Some of these stigmas include perspectives such as women cannot be on the spectrum, autistic individuals lack empathy and/emotions, autistic individuals are not capable of functioning within society, ect. These misunderstandings exist not only within society, but to some extent the professional field. The unfortunate reality is that this has led to many being overlooked for diagnoses, not only assigned female at birth individuals, but also those belonging to otherwise marginalized populations, particularly ethnically. Nevertheless, a more inclusive understanding of the spectrum is beginning to emerge in conjunction with increased recognition and discussions surrounding intersectionality. Autistic individuals are becoming increasingly recognized when speaking for themselves and the needs of others on the spectrum.

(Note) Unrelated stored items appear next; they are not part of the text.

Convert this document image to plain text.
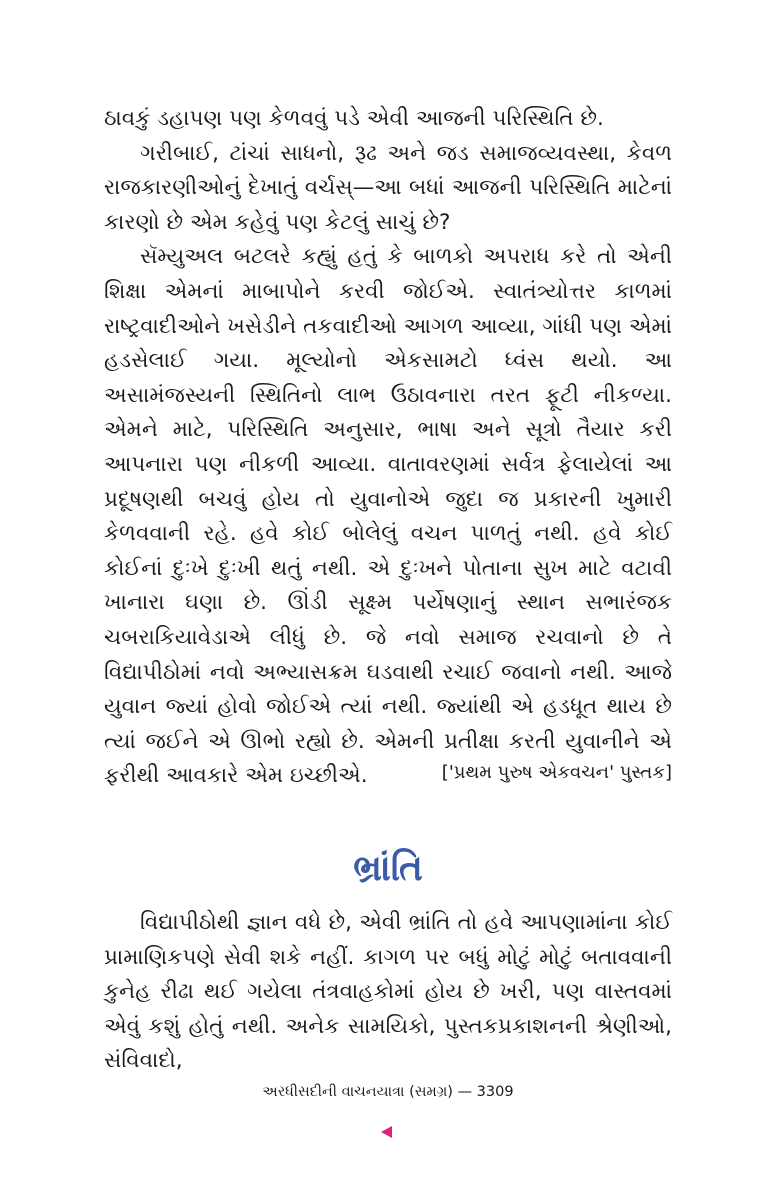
ઠાવકું ડહાપણ પણ કેળવવું પડે એવી આજની પરિસ્થિતિ છે.

ગરીબાઈ, ટાંચાં સાધનો, રૂઢ અને જડ સમાજવ્યવસ્થા, કેવળ રાજકારણીઓનું દેખાતું વર્ચસ્—આ બધાં આજની પરિસ્થિતિ માટેનાં કારણો છે એમ કહેવું પણ કેટલું સાચું છે?

સૅમ્યુઅલ બટલરે કહ્યું હતું કે બાળકો અપરાધ કરે તો એની શિક્ષા એમનાં માબાપોને કરવી જોઈએ. સ્વાતંત્ર્યોત્તર કાળમાં રાષ્ટ્રવાદીઓને ખસેડીને તકવાદીઓ આગળ આવ્યા, ગાંધી પણ એમાં હડસેલાઈ ગયા. મૂલ્યોનો એકસામટો ધ્વંસ થયો. આ અસામંજસ્યની સ્થિતિનો લાભ ઉઠાવનારા તરત ફૂટી નીકળ્યા. એમને માટે, પરિસ્થિતિ અનુસાર, ભાષા અને સૂત્રો તૈયાર કરી આપનારા પણ નીકળી આવ્યા. વાતાવરણમાં સર્વત્ર ફેલાયેલાં આ પ્રદૂષણથી બચવું હોય તો યુવાનોએ જુદા જ પ્રકારની ખુમારી કેળવવાની રહે. હવે કોઈ બોલેલું વચન પાળતું નથી. હવે કોઈ કોઈનાં દુઃખે દુઃખી થતું નથી. એ દુઃખને પોતાના સુખ માટે વટાવી ખાનારા ઘણા છે. ઊંડી સૂક્ષ્મ પર્યેષણાનું સ્થાન સભારંજક ચબરાકિયાવેડાએ લીધું છે. જે નવો સમાજ રચવાનો છે તે વિદ્યાપીઠોમાં નવો અભ્યાસક્રમ ઘડવાથી રચાઈ જવાનો નથી. આજે યુવાન જ્યાં હોવો જોઈએ ત્યાં નથી. જ્યાંથી એ હડધૂત થાય છે ત્યાં જઈને એ ઊભો રહ્યો છે. એમની પ્રતીક્ષા કરતી યુવાનીને એ ફરીથી આવકારે એમ ઇચ્છીએ.	['પ્રથમ પુરુષ એકવચન' પુસ્તક]
ભ્રાંતિ

વિદ્યાપીઠોથી જ્ઞાન વધે છે, એવી ભ્રાંતિ તો હવે આપણામાંના કોઈ પ્રામાણિકપણે સેવી શકે નહીં. કાગળ પર બધું મોટું મોટું બતાવવાની કુનેહ રીઢા થઈ ગયેલા તંત્રવાહકોમાં હોય છે ખરી, પણ વાસ્તવમાં એવું કશું હોતું નથી. અનેક સામયિકો, પુસ્તકપ્રકાશનની શ્રેણીઓ, સંવિવાદો,

અરધીસદીની વાચનયાત્રા (સમગ્ર) — 3309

One example of this in academic literature is a study published in 2012, in unison with the social model of disability, introducing the “Double Empathy Problem”. This theory was proposed by Dr. Damian Milton, an autistic researcher, and has continued to gain popularity over the past decade. In the article Milton explores how the definitions of autism, and only thinking of it as a social deficit disorder, do not accurately encompass the problems autistic individuals experience. Instead, he proposes that problems in communication arise with mismatched neurotypes - as in between autistic and allistic (non-autistic) people. In essence, autistic individuals do not experience such communication difficulties when interacting with each other. To fairly credit, however, Milton is not the only one to have proposed this theory. Autistic activists such as Jim Sinclair have been arguing similar claims from an approach similar to the social model since the 90’s, unfortunately never seeming to receive the same level of recognition and response to instances of misconception such as Wakefield. 

Despite ongoing controversies and misunderstanding surrounding autism, with the voices of actual autistic individuals, there has arguably never been a more optimistic future direction when it comes to understanding and supporting autism. Cultural attitudes today are far more tolerant towards people on the spectrum than in any previous era. However, mere tolerance proves a limited understanding; the acceptance that is needed will require support from the greater autism community, such as parents, a coordinated professional field, and education of the general public. Together we can continue to educate others about the spectrum, and work to establish an inclusive society for autistic individuals.